The company will also spend Rs 14 crore to set up a new dry flowable plant in Sonipat, Haryana. The remaining funds will be used for general corporate purposes.
Should You Subscribe?
"The company's financial growth has been slow, with a small rise in EBITDA margin from 9.64% to 10.03%, while PAT margin slightly fell from 5.41% to 5.11%. Revenue grew at 6% annually from FY22 to FY24. The IPO is priced low at 9 times PE and 1 times PB, compared to competitors' higher valuations," noted Canara Bank Securities.
Canara Bank Securities has recommended subscribing to the IPO for long-term gains but also advised caution because the company's business is seasonal.
Analysts at Anand Rathi Research have given a "Subscribe" rating to the IPO. They highlight the company's stable financials, integrated manufacturing capabilities, strong R&D, and diverse product portfolio. The brokerage notes the company's long-term growth potential, although it operates in a cyclical industry dependent on agricultural policies and shifts toward organic farming.
While Arihant Market has mentioned to avoid Indogulf Cropsciences IPO.
About the Company:
Founded in 1993, Indogulf Cropsciences manufactures and markets a wide range of crop protection products, plant nutrients, and biologicals in India. Its products come in multiple formulations such as powders, granules, and liquids, serving a variety of crops including cereals, pulses, oilseeds, and fruits.

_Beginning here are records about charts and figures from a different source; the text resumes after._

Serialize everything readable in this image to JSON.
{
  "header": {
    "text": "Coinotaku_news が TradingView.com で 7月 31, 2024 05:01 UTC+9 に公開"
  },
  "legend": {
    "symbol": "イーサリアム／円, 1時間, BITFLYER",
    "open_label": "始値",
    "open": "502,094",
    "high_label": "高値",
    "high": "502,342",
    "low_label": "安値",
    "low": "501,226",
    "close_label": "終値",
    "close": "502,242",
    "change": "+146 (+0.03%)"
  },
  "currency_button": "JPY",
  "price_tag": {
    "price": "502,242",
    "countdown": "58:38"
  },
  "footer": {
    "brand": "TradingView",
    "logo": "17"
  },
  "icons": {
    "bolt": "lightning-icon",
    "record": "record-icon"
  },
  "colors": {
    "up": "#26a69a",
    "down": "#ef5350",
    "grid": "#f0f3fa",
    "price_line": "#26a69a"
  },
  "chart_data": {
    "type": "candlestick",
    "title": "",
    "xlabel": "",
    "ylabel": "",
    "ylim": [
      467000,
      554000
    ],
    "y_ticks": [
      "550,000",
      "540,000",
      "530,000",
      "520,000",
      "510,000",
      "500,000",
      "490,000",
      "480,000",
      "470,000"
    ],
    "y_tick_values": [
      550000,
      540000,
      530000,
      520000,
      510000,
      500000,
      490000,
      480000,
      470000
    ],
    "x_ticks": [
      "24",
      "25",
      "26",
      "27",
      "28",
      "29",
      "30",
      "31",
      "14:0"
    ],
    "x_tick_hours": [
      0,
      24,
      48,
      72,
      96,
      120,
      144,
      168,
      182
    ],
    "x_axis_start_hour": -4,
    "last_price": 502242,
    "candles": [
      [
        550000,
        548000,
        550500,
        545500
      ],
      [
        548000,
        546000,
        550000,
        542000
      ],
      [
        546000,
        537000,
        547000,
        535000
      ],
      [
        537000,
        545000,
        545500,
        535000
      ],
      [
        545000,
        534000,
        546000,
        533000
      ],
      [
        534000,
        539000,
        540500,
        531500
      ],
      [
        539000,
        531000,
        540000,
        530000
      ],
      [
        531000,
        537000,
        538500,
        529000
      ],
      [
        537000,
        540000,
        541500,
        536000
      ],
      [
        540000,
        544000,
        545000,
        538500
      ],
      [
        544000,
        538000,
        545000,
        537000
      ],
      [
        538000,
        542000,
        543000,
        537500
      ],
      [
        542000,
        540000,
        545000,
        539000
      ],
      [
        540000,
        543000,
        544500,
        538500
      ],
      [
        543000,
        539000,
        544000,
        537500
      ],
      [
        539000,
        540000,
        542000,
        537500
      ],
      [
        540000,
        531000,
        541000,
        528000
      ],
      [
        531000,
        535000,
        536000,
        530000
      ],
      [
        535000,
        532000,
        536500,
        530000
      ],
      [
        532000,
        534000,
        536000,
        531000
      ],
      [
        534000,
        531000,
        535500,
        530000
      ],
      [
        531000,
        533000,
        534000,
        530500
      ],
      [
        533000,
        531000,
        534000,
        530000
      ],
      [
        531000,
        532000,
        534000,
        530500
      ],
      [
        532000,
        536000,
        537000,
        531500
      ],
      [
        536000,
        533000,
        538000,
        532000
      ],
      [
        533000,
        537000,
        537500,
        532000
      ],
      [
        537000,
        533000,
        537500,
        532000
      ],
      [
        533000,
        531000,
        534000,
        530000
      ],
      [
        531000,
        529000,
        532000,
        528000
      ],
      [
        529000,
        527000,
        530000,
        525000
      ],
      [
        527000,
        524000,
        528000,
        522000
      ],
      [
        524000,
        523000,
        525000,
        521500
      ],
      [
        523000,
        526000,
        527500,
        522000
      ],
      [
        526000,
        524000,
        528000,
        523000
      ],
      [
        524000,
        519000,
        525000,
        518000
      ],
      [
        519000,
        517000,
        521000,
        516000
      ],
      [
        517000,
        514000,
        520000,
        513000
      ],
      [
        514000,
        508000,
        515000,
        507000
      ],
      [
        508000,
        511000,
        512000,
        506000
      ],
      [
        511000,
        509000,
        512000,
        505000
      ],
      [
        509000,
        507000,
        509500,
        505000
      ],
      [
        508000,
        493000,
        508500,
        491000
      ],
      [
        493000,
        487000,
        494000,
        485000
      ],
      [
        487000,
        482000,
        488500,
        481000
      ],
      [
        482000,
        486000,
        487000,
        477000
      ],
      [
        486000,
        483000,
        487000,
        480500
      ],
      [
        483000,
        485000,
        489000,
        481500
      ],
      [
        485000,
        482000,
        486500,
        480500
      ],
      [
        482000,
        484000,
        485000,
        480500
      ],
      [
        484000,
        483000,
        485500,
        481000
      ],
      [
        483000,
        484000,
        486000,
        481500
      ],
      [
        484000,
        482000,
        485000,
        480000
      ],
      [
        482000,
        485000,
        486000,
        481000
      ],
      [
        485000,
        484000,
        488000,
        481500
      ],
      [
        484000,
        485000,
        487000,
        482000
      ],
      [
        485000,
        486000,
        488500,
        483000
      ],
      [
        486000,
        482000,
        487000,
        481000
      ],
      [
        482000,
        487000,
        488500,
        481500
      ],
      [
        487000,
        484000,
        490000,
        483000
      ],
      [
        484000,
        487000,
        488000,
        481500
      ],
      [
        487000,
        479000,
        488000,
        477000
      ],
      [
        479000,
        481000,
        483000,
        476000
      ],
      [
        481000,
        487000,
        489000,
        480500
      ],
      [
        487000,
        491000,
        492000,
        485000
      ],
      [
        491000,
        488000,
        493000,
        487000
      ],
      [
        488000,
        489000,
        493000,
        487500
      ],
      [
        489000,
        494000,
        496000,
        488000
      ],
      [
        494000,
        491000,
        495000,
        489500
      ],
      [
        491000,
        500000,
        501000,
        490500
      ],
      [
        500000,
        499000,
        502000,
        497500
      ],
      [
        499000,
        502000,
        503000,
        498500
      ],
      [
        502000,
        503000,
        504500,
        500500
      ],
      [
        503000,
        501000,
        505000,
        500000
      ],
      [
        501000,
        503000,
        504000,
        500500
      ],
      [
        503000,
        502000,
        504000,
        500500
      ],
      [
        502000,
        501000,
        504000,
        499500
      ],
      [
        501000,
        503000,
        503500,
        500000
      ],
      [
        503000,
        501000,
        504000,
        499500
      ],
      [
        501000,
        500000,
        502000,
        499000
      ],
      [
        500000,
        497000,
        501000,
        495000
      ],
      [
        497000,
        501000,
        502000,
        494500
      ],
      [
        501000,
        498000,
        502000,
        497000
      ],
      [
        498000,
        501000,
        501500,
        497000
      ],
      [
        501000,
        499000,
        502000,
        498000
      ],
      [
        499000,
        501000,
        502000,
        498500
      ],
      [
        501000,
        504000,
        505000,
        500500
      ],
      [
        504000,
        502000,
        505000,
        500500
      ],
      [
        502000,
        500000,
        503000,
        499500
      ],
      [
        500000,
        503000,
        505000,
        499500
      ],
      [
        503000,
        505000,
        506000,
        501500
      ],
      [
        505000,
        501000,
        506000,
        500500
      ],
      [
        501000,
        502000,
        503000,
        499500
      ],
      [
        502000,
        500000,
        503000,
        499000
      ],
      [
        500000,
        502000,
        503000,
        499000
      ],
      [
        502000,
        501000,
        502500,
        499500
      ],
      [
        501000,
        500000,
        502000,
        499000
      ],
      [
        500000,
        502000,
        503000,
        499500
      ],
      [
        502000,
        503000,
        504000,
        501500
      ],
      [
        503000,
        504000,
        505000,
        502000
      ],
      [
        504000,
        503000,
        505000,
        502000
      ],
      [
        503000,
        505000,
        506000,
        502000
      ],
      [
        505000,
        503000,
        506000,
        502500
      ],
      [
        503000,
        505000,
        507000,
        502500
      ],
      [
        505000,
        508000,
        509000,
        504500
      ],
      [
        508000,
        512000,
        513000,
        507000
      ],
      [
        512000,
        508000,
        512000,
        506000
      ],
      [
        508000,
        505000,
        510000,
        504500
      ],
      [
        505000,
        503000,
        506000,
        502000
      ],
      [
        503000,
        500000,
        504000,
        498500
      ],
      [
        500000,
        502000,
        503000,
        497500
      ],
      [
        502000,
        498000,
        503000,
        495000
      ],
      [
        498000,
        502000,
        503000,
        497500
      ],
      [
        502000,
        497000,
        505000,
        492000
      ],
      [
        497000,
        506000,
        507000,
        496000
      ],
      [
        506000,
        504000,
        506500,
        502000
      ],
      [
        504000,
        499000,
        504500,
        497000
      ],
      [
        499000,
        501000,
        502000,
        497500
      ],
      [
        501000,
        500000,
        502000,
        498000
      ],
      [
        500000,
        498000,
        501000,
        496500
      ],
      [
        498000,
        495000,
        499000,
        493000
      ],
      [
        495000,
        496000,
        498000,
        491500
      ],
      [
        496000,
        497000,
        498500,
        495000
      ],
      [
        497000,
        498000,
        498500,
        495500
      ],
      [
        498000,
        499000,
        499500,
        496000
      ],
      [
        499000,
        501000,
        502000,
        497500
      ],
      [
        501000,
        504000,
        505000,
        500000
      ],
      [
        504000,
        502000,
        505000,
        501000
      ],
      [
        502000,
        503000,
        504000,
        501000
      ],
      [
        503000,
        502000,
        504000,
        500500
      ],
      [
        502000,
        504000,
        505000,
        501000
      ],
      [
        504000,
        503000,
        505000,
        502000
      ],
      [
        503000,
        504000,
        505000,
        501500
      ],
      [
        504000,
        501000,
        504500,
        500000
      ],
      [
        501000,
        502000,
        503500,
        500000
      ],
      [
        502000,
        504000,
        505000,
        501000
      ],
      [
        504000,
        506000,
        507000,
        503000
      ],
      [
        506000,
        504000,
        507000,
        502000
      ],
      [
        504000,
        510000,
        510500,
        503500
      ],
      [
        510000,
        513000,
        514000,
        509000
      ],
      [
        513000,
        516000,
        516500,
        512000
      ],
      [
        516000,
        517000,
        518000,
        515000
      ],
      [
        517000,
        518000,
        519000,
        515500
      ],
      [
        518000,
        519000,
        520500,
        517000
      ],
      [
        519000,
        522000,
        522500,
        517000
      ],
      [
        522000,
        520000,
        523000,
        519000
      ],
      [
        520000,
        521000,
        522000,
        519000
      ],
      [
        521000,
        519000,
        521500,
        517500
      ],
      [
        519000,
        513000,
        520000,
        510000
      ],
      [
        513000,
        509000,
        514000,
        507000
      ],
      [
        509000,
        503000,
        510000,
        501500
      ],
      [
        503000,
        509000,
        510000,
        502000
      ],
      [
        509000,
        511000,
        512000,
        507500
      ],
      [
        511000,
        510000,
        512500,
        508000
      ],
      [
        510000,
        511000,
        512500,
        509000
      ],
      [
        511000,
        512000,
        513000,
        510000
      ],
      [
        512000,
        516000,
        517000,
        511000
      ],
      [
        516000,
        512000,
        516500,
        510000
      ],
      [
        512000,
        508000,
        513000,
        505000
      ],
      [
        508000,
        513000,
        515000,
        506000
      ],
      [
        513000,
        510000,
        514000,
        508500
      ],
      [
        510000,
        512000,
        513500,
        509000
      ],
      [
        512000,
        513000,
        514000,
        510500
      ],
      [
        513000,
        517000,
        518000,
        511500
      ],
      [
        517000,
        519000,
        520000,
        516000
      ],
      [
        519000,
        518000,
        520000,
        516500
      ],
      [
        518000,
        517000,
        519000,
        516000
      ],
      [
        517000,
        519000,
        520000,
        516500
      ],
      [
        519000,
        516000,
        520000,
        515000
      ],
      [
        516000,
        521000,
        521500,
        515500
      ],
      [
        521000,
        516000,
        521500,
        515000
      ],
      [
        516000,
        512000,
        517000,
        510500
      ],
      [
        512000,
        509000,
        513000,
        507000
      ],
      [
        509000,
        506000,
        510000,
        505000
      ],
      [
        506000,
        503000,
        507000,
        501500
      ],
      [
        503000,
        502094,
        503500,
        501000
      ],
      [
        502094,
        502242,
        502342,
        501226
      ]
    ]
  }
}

The company has four manufacturing plants in Jammu & Kashmir and Haryana, covering about 20 acres. It sells products across 22 states and 3 Union Territories in India, with a large network of distributors and partners in 34 countries. Its flexible factories can make various products, and the company benefits from high industry regulations that limit competition.
Disclaimer: The recommendations made above are by market analysts and are not advised by either the author, nor GoodReturns. The author, nor the brokerage firm nor GoodReturns would be liable for any losses caused as a result of decisions based on this write-up. Goodreturns.in advises users to consult with certified experts before making any investment decision.